[Date Prev][Date Next][Thread Prev][Thread Next][Date Index][Thread Index]

Re: [Xen-devel] [PATCH] amd iommu: Dump flags of IO page faults



On 09/24/2012 10:38 AM, Sander Eikelenboom wrote:

Friday, September 7, 2012, 10:54:40 AM, you wrote:

On 09/07/2012 09:32 AM, Sander Eikelenboom wrote:

Thursday, September 6, 2012, 5:03:05 PM, you wrote:

On 09/06/2012 03:50 PM, Sander Eikelenboom wrote:

Thursday, September 6, 2012, 3:32:51 PM, you wrote:

On 09/06/2012 12:59 AM, Sander Eikelenboom wrote:

Wednesday, September 5, 2012, 4:42:42 PM, you wrote:

Hi Jan,
Attached patch dumps io page fault flags. The flags show the reason of
the fault and tell us if this is an unmapped interrupt fault or a DMA fault.

Thanks,
Wei

signed-off-by: Wei Wang<wei.wang2@xxxxxxx>


I have applied the patch and the flags seem to differ between the faults:

AMD-Vi: IO_PAGE_FAULT: domain = 0, device id = 0x0a06, fault address = 
0xc2c2c2c0, flags = 0x000
(XEN) [2012-09-05 20:54:16] AMD-Vi: IO_PAGE_FAULT: domain = 0, device id = 
0x0a06, fault address = 0xc2c2c2c0, flags = 0x000
(XEN) [2012-09-05 20:54:16] AMD-Vi: IO_PAGE_FAULT: domain = 14, device id = 
0x0700, fault address = 0xa8d339e0, flags = 0x020
(XEN) [2012-09-05 20:54:16] AMD-Vi: IO_PAGE_FAULT: domain = 14, device id = 
0x0700, fault address = 0xa8d33a40, flags = 0x020

OK, so they are not interrupt requests. I guess further information from
your system would be helpful to debug this issue:
1) xl info
2) xl list
3) lscpi -vvv (NOTE: not in dom0 but in your guest)
4) cat /proc/iomem (in both dom0 and your hvm guest)

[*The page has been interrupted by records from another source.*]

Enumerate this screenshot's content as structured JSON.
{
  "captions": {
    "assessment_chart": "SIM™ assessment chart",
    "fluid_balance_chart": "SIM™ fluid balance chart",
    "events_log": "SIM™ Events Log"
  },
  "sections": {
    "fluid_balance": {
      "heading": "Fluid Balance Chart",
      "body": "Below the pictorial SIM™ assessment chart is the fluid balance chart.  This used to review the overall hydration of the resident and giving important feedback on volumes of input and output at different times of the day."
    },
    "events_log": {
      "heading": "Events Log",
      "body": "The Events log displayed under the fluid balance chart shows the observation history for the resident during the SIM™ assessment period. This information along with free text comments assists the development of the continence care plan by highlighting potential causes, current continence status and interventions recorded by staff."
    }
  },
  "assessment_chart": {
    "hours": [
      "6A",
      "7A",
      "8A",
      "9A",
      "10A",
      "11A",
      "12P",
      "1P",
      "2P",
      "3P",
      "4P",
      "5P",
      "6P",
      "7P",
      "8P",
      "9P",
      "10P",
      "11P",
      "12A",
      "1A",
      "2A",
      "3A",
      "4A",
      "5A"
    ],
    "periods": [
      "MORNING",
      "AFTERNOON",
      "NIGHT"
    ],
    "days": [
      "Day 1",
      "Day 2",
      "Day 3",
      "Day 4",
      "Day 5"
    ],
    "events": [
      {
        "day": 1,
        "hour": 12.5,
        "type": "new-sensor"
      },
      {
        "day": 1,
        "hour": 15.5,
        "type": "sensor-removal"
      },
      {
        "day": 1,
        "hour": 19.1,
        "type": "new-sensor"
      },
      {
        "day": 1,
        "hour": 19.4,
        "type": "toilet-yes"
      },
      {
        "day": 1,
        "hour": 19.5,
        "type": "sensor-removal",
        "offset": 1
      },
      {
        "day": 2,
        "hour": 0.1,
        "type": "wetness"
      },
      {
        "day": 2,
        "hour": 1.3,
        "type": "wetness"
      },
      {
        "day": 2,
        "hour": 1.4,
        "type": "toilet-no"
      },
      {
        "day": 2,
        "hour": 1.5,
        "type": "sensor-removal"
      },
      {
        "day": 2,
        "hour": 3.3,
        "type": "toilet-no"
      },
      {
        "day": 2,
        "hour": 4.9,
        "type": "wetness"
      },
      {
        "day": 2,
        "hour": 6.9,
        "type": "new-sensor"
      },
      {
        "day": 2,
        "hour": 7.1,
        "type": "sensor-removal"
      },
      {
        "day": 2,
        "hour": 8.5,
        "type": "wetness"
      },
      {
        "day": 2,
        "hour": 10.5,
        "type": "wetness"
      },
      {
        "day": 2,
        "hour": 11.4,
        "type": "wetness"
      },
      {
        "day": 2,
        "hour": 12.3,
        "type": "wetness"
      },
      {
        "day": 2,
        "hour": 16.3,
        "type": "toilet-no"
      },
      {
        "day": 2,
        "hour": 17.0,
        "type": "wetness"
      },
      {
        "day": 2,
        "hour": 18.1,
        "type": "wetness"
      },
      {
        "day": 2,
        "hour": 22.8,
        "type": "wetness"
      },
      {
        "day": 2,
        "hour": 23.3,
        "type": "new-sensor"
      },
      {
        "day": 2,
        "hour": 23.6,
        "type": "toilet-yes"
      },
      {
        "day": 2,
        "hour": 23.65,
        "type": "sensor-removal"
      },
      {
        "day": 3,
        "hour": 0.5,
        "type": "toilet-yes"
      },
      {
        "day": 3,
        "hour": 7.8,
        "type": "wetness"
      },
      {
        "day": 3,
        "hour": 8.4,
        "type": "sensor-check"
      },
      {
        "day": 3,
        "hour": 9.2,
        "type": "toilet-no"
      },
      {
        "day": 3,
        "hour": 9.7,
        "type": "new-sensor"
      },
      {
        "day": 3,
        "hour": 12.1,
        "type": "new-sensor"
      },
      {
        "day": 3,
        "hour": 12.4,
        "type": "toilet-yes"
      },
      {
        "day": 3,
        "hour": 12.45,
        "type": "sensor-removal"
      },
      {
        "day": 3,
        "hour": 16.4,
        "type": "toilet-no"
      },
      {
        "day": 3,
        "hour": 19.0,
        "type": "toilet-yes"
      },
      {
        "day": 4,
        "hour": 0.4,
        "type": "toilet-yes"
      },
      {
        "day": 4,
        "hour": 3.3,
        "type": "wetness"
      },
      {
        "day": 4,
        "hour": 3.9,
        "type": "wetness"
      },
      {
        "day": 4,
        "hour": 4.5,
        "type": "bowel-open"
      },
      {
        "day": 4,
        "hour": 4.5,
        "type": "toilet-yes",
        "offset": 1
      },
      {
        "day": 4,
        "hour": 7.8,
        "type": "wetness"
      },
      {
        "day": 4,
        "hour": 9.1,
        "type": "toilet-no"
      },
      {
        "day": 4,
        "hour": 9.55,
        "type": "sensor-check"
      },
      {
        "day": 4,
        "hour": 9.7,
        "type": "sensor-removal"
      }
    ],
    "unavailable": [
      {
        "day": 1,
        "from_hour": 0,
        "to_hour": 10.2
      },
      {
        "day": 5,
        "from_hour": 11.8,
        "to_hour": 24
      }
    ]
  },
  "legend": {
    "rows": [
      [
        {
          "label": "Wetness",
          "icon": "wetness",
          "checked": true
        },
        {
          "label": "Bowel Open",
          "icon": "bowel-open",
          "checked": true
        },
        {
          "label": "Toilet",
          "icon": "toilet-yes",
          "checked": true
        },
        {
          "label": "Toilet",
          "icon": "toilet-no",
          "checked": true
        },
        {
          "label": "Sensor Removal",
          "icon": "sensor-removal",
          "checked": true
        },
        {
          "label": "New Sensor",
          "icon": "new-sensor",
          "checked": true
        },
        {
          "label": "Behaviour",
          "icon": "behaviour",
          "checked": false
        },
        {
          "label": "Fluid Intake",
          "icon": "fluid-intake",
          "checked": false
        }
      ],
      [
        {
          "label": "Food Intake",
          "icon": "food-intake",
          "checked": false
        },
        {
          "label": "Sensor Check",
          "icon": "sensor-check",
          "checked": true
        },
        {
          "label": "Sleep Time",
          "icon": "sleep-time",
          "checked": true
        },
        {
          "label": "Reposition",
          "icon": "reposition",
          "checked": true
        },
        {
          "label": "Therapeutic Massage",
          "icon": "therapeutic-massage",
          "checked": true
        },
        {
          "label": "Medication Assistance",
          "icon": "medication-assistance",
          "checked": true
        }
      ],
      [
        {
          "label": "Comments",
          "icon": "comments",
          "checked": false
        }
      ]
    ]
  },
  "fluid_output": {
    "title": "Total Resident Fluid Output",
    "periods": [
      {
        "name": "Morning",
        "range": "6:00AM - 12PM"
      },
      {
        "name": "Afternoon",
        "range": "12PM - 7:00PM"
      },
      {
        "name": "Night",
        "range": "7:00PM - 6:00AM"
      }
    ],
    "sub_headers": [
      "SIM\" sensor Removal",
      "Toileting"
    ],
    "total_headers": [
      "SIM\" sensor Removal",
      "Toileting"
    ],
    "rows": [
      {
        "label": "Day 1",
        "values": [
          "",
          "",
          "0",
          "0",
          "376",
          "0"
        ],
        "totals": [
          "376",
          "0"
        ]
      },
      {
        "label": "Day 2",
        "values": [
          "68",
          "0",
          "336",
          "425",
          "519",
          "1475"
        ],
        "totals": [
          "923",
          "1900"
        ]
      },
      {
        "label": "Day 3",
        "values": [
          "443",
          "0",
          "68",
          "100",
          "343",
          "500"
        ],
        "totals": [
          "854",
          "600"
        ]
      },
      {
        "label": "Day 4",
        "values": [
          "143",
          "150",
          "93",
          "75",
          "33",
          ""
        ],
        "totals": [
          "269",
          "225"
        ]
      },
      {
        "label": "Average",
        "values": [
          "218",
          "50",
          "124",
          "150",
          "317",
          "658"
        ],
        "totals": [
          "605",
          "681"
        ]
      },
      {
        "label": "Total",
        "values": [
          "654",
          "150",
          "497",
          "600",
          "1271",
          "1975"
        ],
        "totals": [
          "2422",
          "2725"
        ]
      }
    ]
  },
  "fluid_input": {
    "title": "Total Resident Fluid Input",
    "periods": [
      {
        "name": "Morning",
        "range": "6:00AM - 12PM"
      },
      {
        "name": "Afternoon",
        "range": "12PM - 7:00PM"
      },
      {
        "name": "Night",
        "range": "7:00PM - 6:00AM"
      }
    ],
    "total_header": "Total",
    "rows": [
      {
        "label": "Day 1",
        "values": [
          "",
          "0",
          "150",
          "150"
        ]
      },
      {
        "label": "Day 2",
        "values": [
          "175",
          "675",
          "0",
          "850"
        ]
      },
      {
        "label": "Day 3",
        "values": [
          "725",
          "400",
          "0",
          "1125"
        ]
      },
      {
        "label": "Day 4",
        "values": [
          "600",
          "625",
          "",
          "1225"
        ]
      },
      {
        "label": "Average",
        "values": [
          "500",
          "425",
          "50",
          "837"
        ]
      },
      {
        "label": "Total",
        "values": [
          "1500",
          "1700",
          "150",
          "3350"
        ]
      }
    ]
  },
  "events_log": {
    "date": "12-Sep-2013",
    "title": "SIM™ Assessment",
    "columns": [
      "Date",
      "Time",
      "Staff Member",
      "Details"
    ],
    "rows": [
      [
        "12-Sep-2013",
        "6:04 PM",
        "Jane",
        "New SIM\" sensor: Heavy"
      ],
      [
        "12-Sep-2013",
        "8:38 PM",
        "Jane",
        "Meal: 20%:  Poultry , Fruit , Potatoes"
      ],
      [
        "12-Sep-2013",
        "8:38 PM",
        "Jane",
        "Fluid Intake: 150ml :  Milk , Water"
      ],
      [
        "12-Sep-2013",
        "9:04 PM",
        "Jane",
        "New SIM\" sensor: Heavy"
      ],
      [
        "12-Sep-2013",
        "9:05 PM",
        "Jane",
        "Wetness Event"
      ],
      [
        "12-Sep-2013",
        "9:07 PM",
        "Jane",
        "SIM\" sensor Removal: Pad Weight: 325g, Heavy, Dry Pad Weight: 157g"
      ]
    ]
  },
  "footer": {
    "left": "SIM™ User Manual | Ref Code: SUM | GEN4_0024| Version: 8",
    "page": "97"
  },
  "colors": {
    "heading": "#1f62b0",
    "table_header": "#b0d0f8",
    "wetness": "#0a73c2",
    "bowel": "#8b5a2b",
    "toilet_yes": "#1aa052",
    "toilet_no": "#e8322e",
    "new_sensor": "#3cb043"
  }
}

dom14 is not a HVM guest,it's a PV guest.

Ah, I see. PV guest is quite different than hvm, it does use p2m tables
as io page tables. So no-sharept option does not work in this case. PV
guests always use separated io page tables. There might be some
incorrect mappings on the page tables. I will check this on my side.

I have reverted the machine to xen-4.1.4-pre (changeset 23353) and kept 
everything else the same.
I haven't seen any IO PAGE FAULTS after that.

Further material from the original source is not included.